O senhor é o principal interlocutor do governo com os caminhoneiros autônomos. Corremos o risco de ter uma nova greve da categoria? A possibilidade de greve hoje é muito remota, em decorrência do diálogo que construímos juntos. A grande maioria dos caminhoneiros tem tido compreensão do esforço que estamos fazendo. O que eu digo a eles é que temos de construir um conjunto de soluções para os problemas, mas aqueles que o governo pode resolver. O maior problema do setor atualmente é excesso de oferta. Passamos por um período de financiamento de caminhões em massa, até por volta de 2014, seguido por uma expressiva queda do PIB, após 2015. Foram oito semestres seguidos de retração econômica.
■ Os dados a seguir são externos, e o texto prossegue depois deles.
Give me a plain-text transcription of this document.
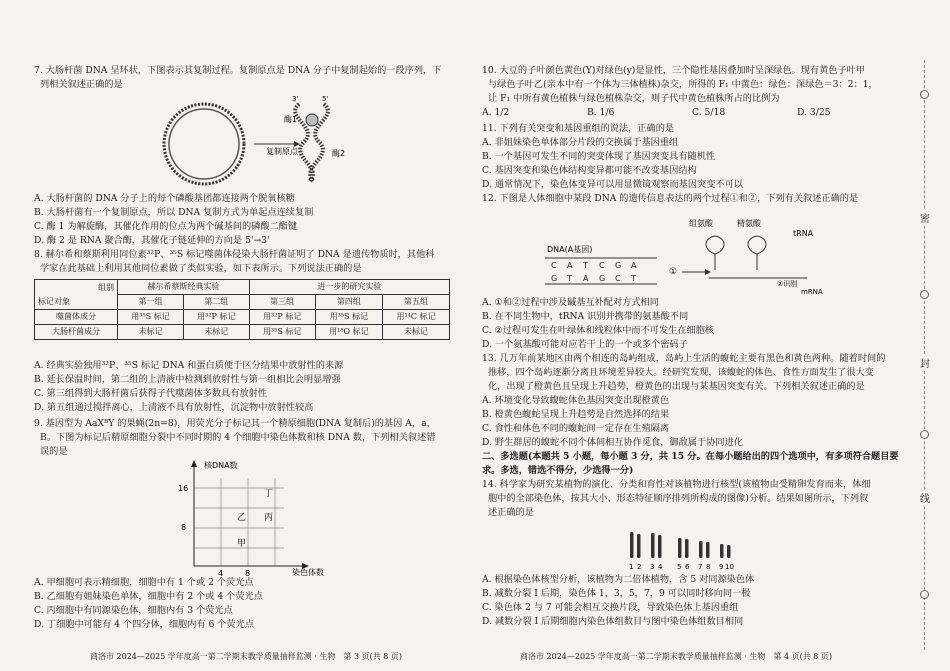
7. 大肠杆菌 DNA 呈环状，下图表示其复制过程。复制原点是 DNA 分子中复制起始的一段序列，下

列相关叙述正确的是

3'	5'
酶1
酶2
复制原点

A. 大肠杆菌的 DNA 分子上的每个磷酸基团都连接两个脱氧核糖

B. 大肠杆菌有一个复制原点，所以 DNA 复制方式为单起点连续复制

C. 酶 1 为解旋酶，其催化作用的位点为两个碱基间的磷酸二酯键

D. 酶 2 是 RNA 聚合酶，其催化子链延伸的方向是 5'→3'

8. 赫尔希和蔡斯利用同位素³²P、³⁵S 标记噬菌体侵染大肠杆菌证明了 DNA 是遗传物质时，其他科

学家在此基础上利用其他同位素做了类似实验，如下表所示。下列说法正确的是

组别
标记对象	赫尔希蔡斯经典实验		进一步的研究实验		
	第一组	第二组	第三组	第四组	第五组
噬菌体成分	用³⁵S 标记	用³²P 标记	用³²P 标记	用³⁵S 标记	用¹⁴C 标记
大肠杆菌成分	未标记	未标记	用³⁵S 标记	用¹⁸O 标记	未标记

A. 经典实验独用³²P、³⁵S 标记 DNA 和蛋白质便于区分结果中放射性的来源

B. 延长保温时间，第二组的上清液中检测到放射性与第一组相比会明显增强

C. 第三组得到大肠杆菌后获得子代噬菌体多数具有放射性

D. 第五组通过搅拌离心，上清液不具有放射性，沉淀物中放射性较高

9. 基因型为 AaXᴮY 的果蝇(2n=8)，用荧光分子标记其一个精原细胞(DNA 复制后)的基因 A，a，

B。下图为标记后精原细胞分裂中不同时期的 4 个细胞中染色体数和核 DNA 数，下列相关叙述错

误的是

核DNA数
染色体数
16
8
4	8
丁
乙 丙
甲

A. 甲细胞可表示精细胞，细胞中有 1 个或 2 个荧光点

B. 乙细胞有姐妹染色单体，细胞中有 2 个或 4 个荧光点

C. 丙细胞中有同源染色体，细胞内有 3 个荧光点

D. 丁细胞中可能有 4 个四分体，细胞内有 6 个荧光点

10. 大豆的子叶颜色黄色(Y)对绿色(y)是显性，三个隐性基因叠加时呈深绿色。现有黄色子叶甲

与绿色子叶乙(亲本中有一个体为三体植株)杂交，所得的 F₁ 中黄色：绿色：深绿色＝3：2：1，

让 F₁ 中所有黄色植株与绿色植株杂交，则子代中黄色植株所占的比例为

A. 1/2	B. 1/6	C. 5/18	D. 3/25

11. 下列有关突变和基因重组的说法，正确的是

A. 非姐妹染色单体部分片段的交换属于基因重组

B. 一个基因可发生不同的突变体现了基因突变具有随机性

C. 基因突变和染色体结构变异都可能不改变基因结构

D. 通常情况下，染色体变异可以用显微镜观察而基因突变不可以

12. 下图是人体细胞中某段 DNA 的遗传信息表达的两个过程①和②，下列有关叙述正确的是

DNA(A基因)
C A T C G A
G T A G C T
①
组氨酸	精氨酸
tRNA
②识别
mRNA

A. ①和②过程中涉及碱基互补配对方式相同

B. 在不同生物中，tRNA 识别并携带的氨基酸不同

C. ②过程可发生在叶绿体和线粒体中而不可发生在细胞核

D. 一个氨基酸可能对应若干上的一个或多个密码子

13. 几万年前某地区由两个相连的岛屿组成，岛屿上生活的蝮蛇主要有黑色和黄色两种。随着时间的

推移，四个岛屿逐渐分离且环境差异较大。经研究发现，该蝮蛇的体色、食性方面发生了很大变

化，出现了橙黄色且呈现上升趋势，橙黄色的出现与某基因突变有关。下列相关叙述正确的是

A. 环境变化导致蝮蛇体色基因突变出现橙黄色

B. 橙黄色蝮蛇呈现上升趋势是自然选择的结果

C. 食性和体色不同的蝮蛇间一定存在生殖隔离

D. 野生群居的蝮蛇不同个体间相互协作觅食，御敌属于协同进化

二、多选题(本题共 5 小题，每小题 3 分，共 15 分。在每小题给出的四个选项中，有多项符合题目要

求。多选，错选不得分，少选得一分)

14. 科学家为研究某植物的演化、分类和育性对该植物进行核型(该植物由受精卵发育而来，体细

胞中的全部染色体，按其大小、形态特征顺序排列所构成的图像)分析。结果如图所示，下列叙

述正确的是

1 2 3 4 5 6 7 8 9 10

A. 根据染色体核型分析，该植物为二倍体植物，含 5 对同源染色体

B. 减数分裂 I 后期，染色体 1，3，5，7，9 可以同时移向同一极

C. 染色体 2 与 7 可能会相互交换片段，导致染色体上基因重组

D. 减数分裂 I 后期细胞内染色体组数目与图中染色体组数目相同

密
封
线
商洛市 2024—2025 学年度高一第二学期末教学质量抽样监测 · 生物　第 3 页(共 8 页)	商洛市 2024—2025 学年度高一第二学期末教学质量抽样监测 · 生物　第 4 页(共 8 页)
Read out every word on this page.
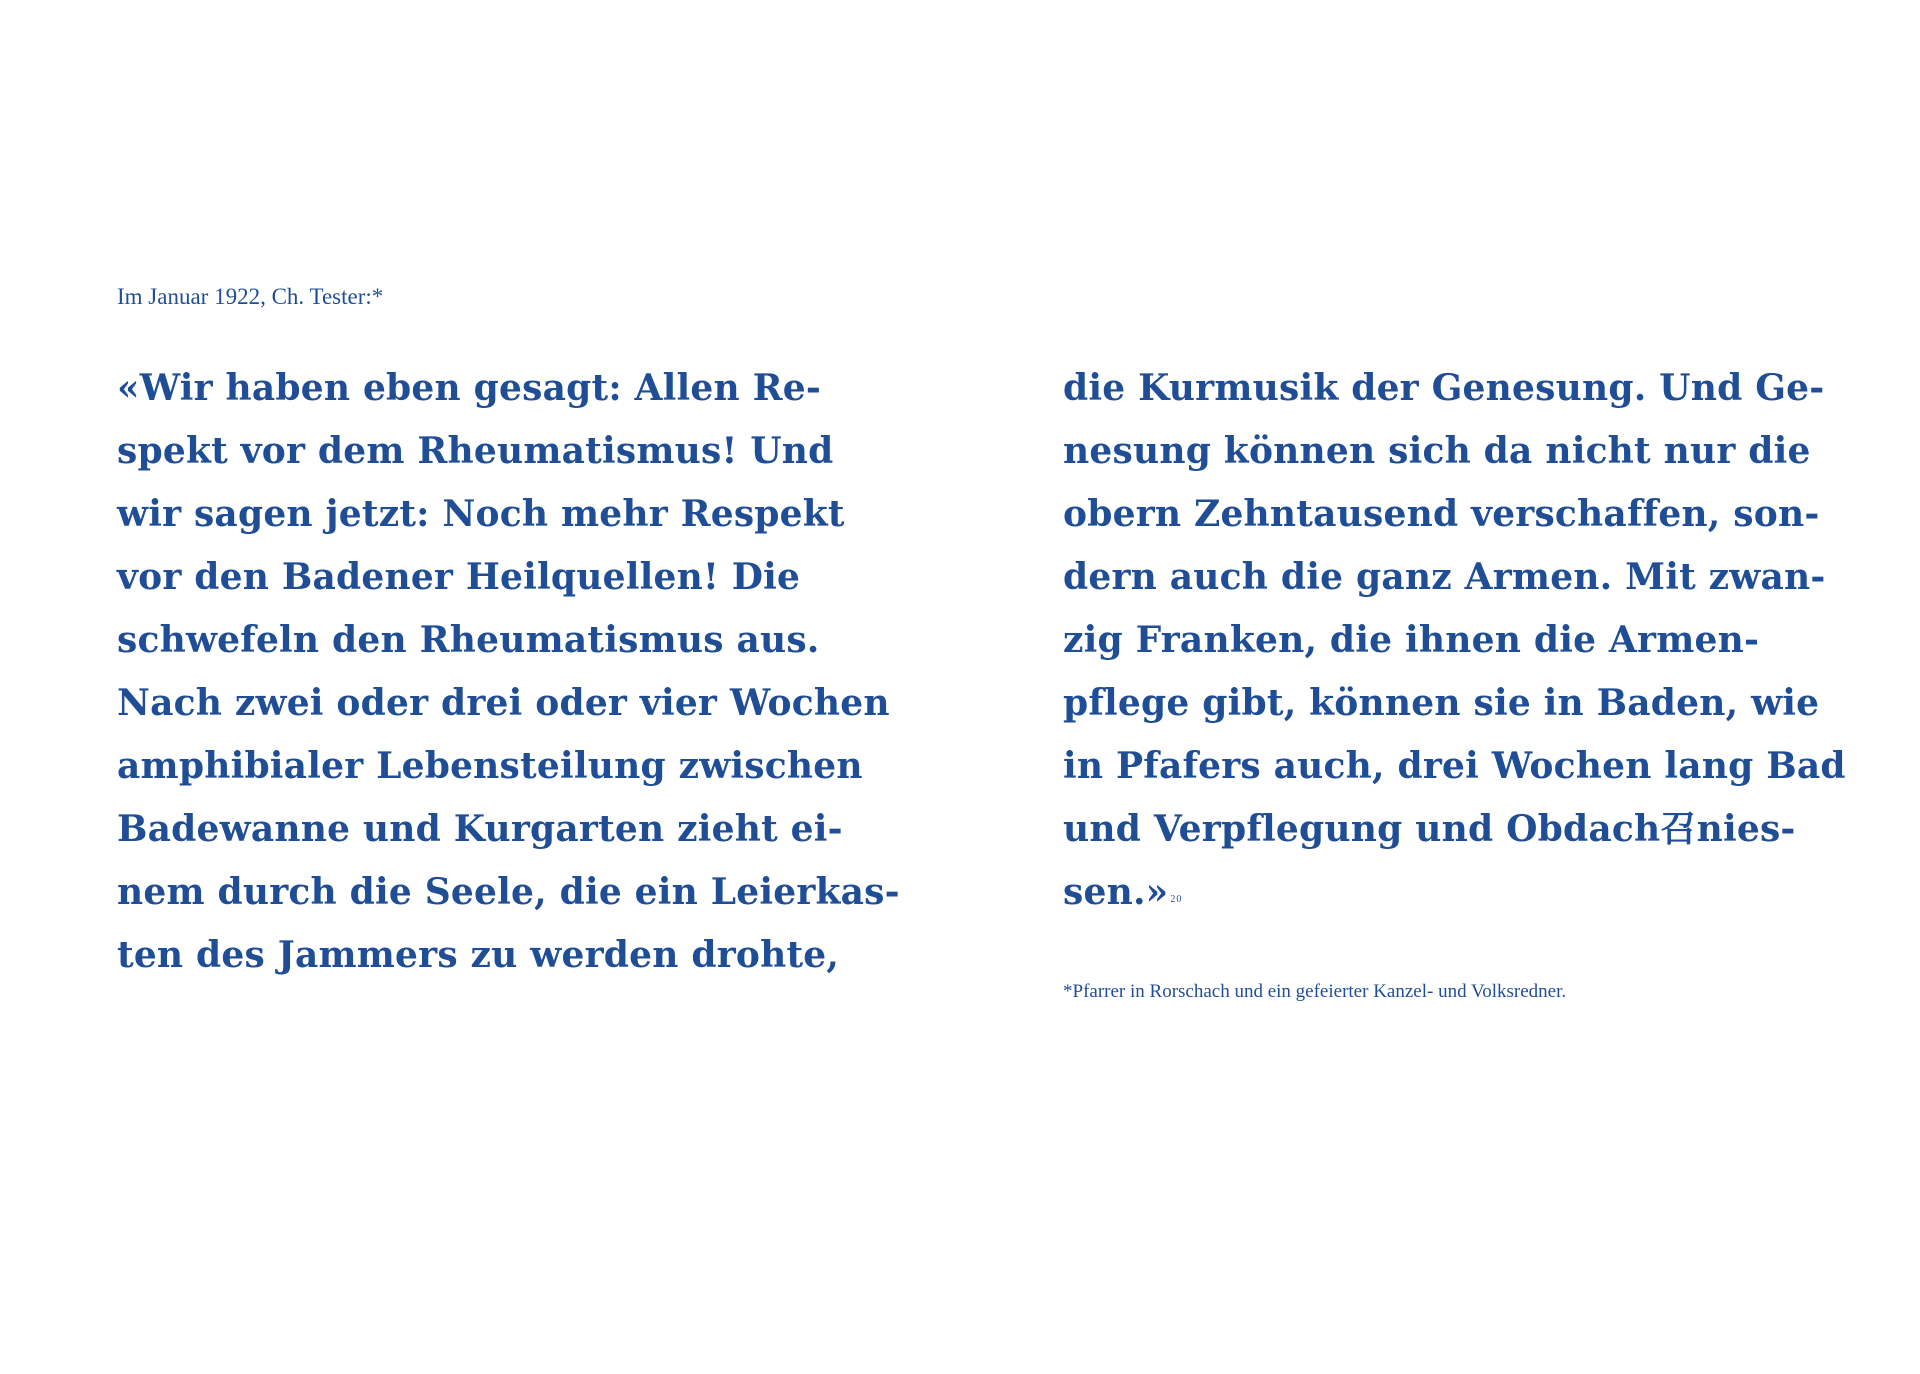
Im Januar 1922, Ch. Tester:*
«Wir haben eben gesagt: Allen Re-
spekt vor dem Rheumatismus! Und
wir sagen jetzt: Noch mehr Respekt
vor den Badener Heilquellen! Die
schwefeln den Rheumatismus aus.
Nach zwei oder drei oder vier Wochen
amphibialer Lebensteilung zwischen
Badewanne und Kurgarten zieht ei-
nem durch die Seele, die ein Leierkas-
ten des Jammers zu werden drohte,
die Kurmusik der Genesung. Und Ge-
nesung können sich da nicht nur die
obern Zehntausend verschaffen, son-
dern auch die ganz Armen. Mit zwan-
zig Franken, die ihnen die Armen-
pflege gibt, können sie in Baden, wie
in Pfafers auch, drei Wochen lang Bad
und Verpflegung und Obdach召nies-
sen.» $^{20}$
*Pfarrer in Rorschach und ein gefeierter Kanzel- und Volksredner.
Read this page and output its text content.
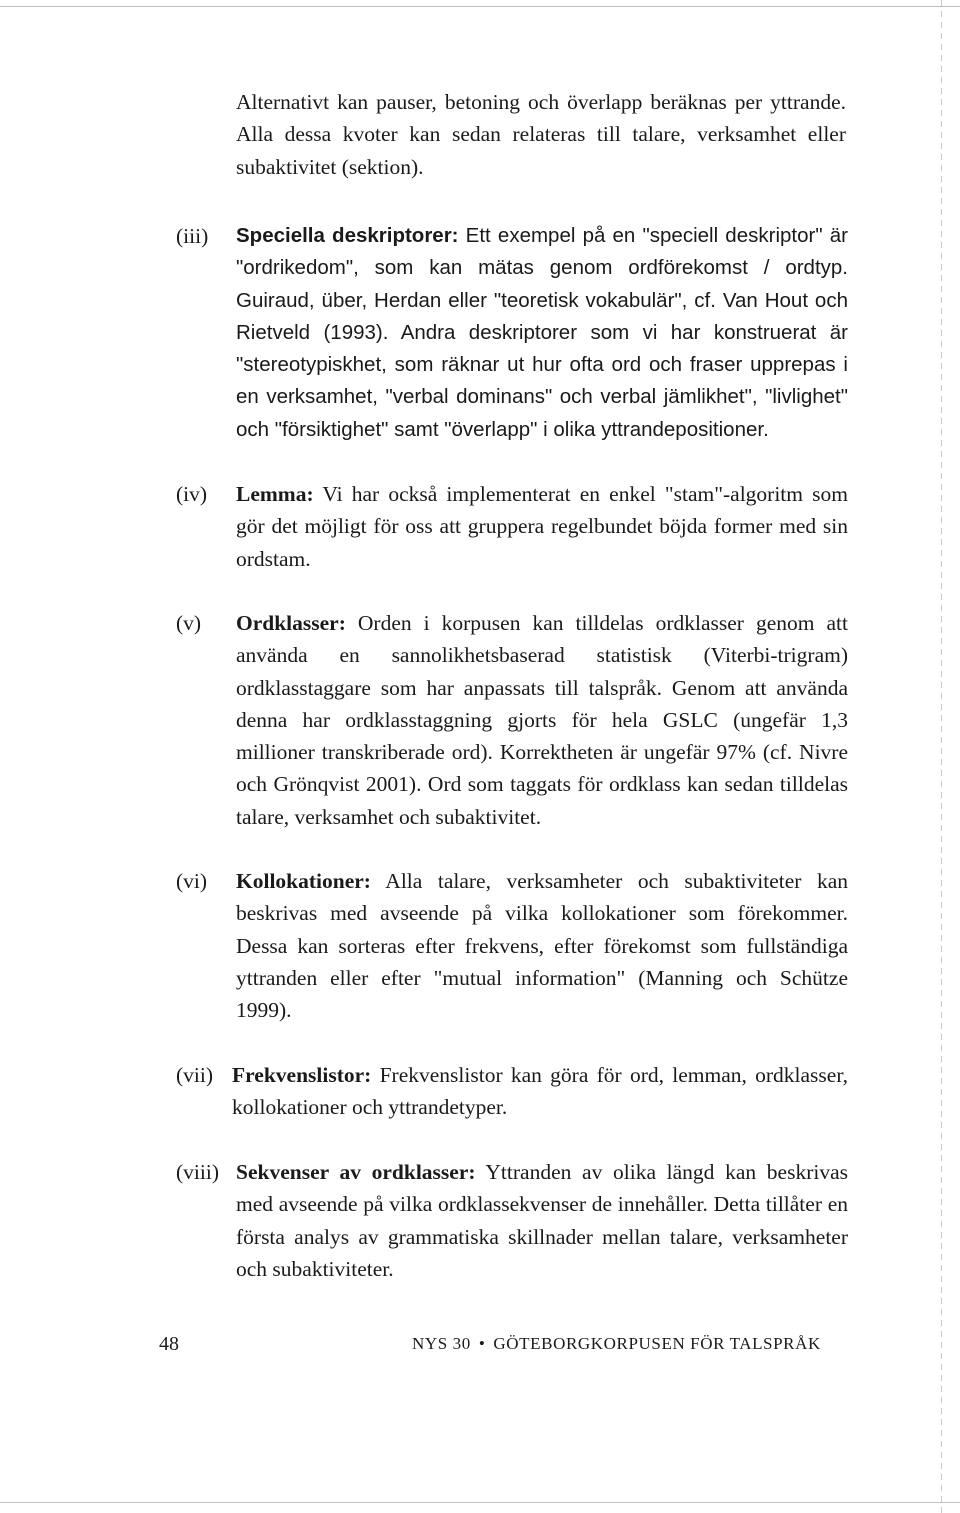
Alternativt kan pauser, betoning och överlapp beräknas per yttrande. Alla dessa kvoter kan sedan relateras till talare, verksamhet eller subaktivitet (sektion).

(iii) Speciella deskriptorer: Ett exempel på en "speciell deskriptor" är "ordrikedom", som kan mätas genom ordförekomst / ordtyp. Guiraud, über, Herdan eller "teoretisk vokabulär", cf. Van Hout och Rietveld (1993). Andra deskriptorer som vi har konstruerat är "stereotypiskhet, som räknar ut hur ofta ord och fraser upprepas i en verksamhet, "verbal dominans" och verbal jämlikhet", "livlighet" och "försiktighet" samt "överlapp" i olika yttrandepositioner.
(iv) Lemma: Vi har också implementerat en enkel "stam"-algoritm som gör det möjligt för oss att gruppera regelbundet böjda former med sin ordstam.
(v) Ordklasser: Orden i korpusen kan tilldelas ordklasser genom att använda en sannolikhetsbaserad statistisk (Viterbi-trigram) ordklasstaggare som har anpassats till talspråk. Genom att använda denna har ordklasstaggning gjorts för hela GSLC (ungefär 1,3 millioner transkriberade ord). Korrektheten är ungefär 97% (cf. Nivre och Grönqvist 2001). Ord som taggats för ordklass kan sedan tilldelas talare, verksamhet och subaktivitet.
(vi) Kollokationer: Alla talare, verksamheter och subaktiviteter kan beskrivas med avseende på vilka kollokationer som förekommer. Dessa kan sorteras efter frekvens, efter förekomst som fullständiga yttranden eller efter "mutual information" (Manning och Schütze 1999).
(vii) Frekvenslistor: Frekvenslistor kan göra för ord, lemman, ordklasser, kollokationer och yttrandetyper.
(viii) Sekvenser av ordklasser: Yttranden av olika längd kan beskrivas med avseende på vilka ordklassekvenser de innehåller. Detta tillåter en första analys av grammatiska skillnader mellan talare, verksamheter och subaktiviteter.
48	NYS 30 • GÖTEBORGKORPUSEN FÖR TALSPRÅK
Com o excesso de oferta houve queda de preço. Esse é um movimento de mercado. Tem gente que quer mais contrato (de frete), mas isso eu não posso resolver.

Onde o governo pode atuar? Estamos atuando para melhorar a prestação de serviços aos caminhoneiros. Os novos contratos de concessão de rodovias obrigam à construção e operação de postos de descanso, o que é importante para a segurança deles. Trabalhamos no desenvolvimento do cartão de saúde, que dá assistência médica e odontológica ao caminhoneiro na estrada. Trabalhamos com a Petrobras e o Ministério de Minas e Energia para criar o cartão Petrobras, que garante o preço do combustível na estrada. Foi uma maneira de amortecer a variação do combustível, sem interferir na política de preços da estatal. Também estamos trabalhando para reduzir a burocracia de transporte. Os caminhoneiros, em sua grande maioria, têm tido compreensão do esforço que está sendo feito, e a categoria demonstra paciência para aguardar, na crença de que estamos caminhando na direção de resolver os problemas.